Ein lausbubenhaftes Grinsen huschte über sein Gesicht.

„Wie wäre es, wenn wir morgen alle zusammen frühstücken gehen? Nina, Enjoji, der kleine Robin und wir beide? Würde es dir etwas ausmachen, wenn ich den anderen von deinem Onkel und der Gesamtsituation erzähle? Dann könnten wir gemeinsam nach einer Lösung suchen. Nina hat meistens die besseren Ideen. Na, was sagst du dazu? Haben wir einen Deal?“

Er zwinkerte ihr verschwörerisch zu. Als sie nicht gleich auf seinen Vorschlag reagierte, ließ er sie, verlegen über seinen spontanen Überfall, los und kratzte sich nervös am Kopf.

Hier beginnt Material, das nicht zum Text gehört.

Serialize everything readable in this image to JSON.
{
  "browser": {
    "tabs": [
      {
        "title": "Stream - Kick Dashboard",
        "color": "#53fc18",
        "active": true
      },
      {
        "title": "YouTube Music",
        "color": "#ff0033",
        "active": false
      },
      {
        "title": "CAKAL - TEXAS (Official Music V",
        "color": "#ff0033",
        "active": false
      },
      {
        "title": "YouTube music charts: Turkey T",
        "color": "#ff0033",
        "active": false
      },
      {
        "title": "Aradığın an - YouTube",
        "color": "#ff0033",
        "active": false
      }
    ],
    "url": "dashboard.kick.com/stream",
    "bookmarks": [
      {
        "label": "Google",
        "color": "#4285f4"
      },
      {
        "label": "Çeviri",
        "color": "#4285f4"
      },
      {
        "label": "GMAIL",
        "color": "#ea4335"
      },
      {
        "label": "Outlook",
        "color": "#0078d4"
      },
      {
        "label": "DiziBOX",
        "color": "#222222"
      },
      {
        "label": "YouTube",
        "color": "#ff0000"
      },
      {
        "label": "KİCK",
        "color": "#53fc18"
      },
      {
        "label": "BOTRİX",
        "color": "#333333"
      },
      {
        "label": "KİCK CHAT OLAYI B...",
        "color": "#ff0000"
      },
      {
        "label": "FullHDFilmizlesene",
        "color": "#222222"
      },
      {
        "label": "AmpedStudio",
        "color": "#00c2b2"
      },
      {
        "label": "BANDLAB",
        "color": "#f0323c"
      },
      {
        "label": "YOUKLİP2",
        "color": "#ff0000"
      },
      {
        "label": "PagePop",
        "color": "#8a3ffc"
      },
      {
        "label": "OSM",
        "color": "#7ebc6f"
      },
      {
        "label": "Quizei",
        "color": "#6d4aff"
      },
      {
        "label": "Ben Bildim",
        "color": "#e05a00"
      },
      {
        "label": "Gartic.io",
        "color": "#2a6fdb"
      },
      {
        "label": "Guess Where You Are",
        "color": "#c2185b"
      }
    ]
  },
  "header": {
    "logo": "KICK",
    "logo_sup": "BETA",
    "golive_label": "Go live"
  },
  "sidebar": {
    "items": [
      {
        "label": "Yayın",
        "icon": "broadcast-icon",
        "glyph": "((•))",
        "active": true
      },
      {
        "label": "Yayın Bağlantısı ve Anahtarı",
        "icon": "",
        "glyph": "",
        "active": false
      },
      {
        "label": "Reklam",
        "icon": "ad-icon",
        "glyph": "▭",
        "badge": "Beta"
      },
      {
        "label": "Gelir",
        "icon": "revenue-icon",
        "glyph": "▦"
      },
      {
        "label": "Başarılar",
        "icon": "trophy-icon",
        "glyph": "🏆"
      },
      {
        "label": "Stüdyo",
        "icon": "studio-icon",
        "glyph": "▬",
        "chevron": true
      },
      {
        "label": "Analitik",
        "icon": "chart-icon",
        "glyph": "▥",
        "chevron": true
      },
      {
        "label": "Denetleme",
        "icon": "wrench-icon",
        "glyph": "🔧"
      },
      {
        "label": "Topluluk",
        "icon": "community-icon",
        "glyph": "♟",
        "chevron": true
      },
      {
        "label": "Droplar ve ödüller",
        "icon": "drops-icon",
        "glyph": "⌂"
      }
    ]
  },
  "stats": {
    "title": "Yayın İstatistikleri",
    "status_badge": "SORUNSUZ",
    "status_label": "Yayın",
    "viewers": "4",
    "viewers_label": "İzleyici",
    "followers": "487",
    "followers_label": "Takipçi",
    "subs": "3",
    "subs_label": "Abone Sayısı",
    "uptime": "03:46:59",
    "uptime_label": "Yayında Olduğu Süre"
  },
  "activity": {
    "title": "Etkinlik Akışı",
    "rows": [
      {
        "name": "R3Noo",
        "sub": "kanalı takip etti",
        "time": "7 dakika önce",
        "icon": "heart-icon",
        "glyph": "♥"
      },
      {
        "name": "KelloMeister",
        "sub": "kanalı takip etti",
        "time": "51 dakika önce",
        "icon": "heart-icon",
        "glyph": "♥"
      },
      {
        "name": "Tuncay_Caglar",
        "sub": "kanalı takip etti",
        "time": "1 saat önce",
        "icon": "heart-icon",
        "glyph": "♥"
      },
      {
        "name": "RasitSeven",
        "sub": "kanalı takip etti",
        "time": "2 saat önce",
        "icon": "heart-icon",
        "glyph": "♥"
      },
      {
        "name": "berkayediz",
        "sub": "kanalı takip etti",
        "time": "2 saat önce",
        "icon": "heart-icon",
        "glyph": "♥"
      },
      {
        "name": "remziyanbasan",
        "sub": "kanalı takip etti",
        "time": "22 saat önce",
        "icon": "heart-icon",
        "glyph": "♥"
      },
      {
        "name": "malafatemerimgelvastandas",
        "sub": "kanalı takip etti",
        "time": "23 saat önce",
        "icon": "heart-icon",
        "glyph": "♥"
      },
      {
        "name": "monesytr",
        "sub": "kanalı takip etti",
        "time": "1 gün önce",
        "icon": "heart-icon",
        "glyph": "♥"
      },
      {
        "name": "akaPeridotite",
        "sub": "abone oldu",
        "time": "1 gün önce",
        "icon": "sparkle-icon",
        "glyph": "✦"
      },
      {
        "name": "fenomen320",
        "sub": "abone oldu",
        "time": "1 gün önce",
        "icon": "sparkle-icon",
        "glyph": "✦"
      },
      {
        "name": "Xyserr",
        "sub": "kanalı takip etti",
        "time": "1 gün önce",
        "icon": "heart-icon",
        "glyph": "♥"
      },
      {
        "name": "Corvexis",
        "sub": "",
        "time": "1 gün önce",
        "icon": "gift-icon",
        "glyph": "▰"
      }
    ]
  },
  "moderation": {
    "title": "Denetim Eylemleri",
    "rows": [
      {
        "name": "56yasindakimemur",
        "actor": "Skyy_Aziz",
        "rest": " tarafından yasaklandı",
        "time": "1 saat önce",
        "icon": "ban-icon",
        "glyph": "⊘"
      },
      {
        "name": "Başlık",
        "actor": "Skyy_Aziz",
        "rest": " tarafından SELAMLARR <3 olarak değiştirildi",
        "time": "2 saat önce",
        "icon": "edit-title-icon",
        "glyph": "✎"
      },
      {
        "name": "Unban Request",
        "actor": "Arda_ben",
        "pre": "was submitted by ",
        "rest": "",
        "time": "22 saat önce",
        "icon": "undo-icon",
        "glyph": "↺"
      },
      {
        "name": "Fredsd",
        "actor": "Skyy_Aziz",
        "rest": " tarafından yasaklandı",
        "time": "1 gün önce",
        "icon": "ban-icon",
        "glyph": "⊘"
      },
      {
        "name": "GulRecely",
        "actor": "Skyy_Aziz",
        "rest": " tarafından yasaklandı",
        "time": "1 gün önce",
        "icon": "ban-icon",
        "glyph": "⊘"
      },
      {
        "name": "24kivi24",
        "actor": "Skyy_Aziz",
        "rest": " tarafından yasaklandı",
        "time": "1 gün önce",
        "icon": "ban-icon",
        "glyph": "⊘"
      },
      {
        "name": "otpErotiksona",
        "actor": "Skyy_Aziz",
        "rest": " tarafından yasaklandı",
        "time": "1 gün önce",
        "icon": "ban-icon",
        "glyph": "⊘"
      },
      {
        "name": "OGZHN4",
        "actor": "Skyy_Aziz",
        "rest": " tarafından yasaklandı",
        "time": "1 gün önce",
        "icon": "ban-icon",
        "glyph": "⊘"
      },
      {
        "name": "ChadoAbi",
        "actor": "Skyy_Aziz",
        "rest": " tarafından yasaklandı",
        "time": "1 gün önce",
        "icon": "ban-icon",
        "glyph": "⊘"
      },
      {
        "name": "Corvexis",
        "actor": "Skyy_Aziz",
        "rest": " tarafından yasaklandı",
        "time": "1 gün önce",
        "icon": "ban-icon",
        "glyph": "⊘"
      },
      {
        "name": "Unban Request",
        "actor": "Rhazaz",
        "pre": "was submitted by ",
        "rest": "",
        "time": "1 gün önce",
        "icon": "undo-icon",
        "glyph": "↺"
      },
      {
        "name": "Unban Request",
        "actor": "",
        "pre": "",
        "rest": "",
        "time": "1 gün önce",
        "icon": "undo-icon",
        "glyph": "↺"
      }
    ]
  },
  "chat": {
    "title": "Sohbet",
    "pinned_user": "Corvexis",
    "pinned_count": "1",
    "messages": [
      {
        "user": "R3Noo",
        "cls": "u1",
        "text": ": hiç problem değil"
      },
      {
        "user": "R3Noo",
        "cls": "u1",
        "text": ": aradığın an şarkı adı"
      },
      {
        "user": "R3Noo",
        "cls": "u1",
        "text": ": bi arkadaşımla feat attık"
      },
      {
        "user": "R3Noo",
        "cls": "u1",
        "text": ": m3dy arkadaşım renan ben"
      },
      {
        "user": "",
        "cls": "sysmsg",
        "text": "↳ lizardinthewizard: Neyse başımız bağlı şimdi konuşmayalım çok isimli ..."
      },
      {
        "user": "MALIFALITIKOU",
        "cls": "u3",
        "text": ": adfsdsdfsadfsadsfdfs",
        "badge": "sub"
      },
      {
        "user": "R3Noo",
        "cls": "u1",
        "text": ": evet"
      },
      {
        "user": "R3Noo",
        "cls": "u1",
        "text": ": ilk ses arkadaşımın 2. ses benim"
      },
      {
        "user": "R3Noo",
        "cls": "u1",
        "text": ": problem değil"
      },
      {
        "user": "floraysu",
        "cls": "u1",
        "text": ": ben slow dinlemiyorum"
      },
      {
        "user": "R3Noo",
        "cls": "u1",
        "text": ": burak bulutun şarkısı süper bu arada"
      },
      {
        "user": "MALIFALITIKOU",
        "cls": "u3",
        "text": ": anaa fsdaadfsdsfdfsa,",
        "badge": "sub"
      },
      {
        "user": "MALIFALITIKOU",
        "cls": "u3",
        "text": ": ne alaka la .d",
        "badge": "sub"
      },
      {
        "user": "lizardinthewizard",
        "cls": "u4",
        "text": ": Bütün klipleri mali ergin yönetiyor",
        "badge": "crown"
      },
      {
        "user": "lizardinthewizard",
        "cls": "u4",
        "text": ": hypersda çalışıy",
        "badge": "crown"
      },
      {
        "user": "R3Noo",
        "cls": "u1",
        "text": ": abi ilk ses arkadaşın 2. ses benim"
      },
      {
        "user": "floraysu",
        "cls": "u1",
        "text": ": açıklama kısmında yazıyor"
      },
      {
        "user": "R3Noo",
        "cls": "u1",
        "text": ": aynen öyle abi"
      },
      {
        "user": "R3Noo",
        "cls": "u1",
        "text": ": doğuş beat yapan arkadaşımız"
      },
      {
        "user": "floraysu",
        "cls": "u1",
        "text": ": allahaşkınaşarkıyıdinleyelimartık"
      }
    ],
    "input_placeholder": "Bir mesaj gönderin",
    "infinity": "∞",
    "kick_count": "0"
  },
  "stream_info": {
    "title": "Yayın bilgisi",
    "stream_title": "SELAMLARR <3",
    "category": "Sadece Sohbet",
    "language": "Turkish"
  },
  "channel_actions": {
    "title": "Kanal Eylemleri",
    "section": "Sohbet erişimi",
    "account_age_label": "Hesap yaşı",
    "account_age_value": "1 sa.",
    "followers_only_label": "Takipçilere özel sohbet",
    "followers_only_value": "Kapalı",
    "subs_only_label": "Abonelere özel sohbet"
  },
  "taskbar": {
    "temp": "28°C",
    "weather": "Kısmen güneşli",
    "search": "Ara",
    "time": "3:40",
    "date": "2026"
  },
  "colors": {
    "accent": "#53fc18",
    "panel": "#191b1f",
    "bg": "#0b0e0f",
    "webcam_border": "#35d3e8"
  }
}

„Tut mir Leid, also, ich wollte jetzt nicht, ähm …“

„Schon gut. Ich hatte nur eine lange Leitung“, wandte sie lächelnd ein. Er war einfach zu nett. Ihr Ritter in strahlender Rüstung, und schlecht sah er auch nicht aus. „Die Antwort auf all deine soeben gestellten Fragen lautet eindeutig Ja. Ich freu mich schon auf morgen. Vielen Dank noch mal.“

Sie umarmte ihn zaghaft, verabschiedete sich und nahm schließlich sein blaues Fahrrad, um den Rückweg anzutreten.

*

Mit dem geliehenen Fahrrad war sie pünktlich zurückgekommen, hatte es vorsichtshalber hinter dem Haus gut versteckt und war danach durch das offen gelassene Fenster in ihre Schlafkammer geklettert, da sie keinen Haustürschlüssel besaß. Kurzerhand entschlossen kochte sie Reis und bereitete schnell eine einfache Soße mit gedünstetem Gemüse zu und deckte in der Zwischenzeit auch noch geschwind den Esstisch. Ernst kam gerade, als alles fertig war. Mürrisch wie immer nahm er das Abendessen zu sich und bedachte sie dabei mit keinem einzigen Blick. Sich anschweigend saßen beide am viel zu großen Tisch und aßen, wobei Vanny eher lustlos in ihrem Essen herumstocherte. Wieder überlegte sie, einen Schritt auf ihn zuzugehen, obwohl sie Angst vor ihm hatte. Irgendwie musste sie ja die langen Ferien hier und mit ihm überstehen und ein weiterer Anlauf sollte da normalerweise nicht schaden.

„Sag mal, Onkel, als was arbeitest du eigentlich?“

Er hielt kurz mit dem Essen inne und murmelte genervt etwas vor sich hin, das sie nicht verstand. Danach war er wieder still und sprach während des gesamten Abendessens kein einziges Wort. Zu ihrem Erstaunen bereitete er ihr dann wieder eine heiße Schokolade zu und verschwand danach nach oben. Sollte das seine Art sein, sich zu entschuldigen oder die Situation zu lockern? Sie konnte sich darauf keinen richtigen Reim machen. Entmutigt und traurig nippte sie an dem heißen Süßgetränk.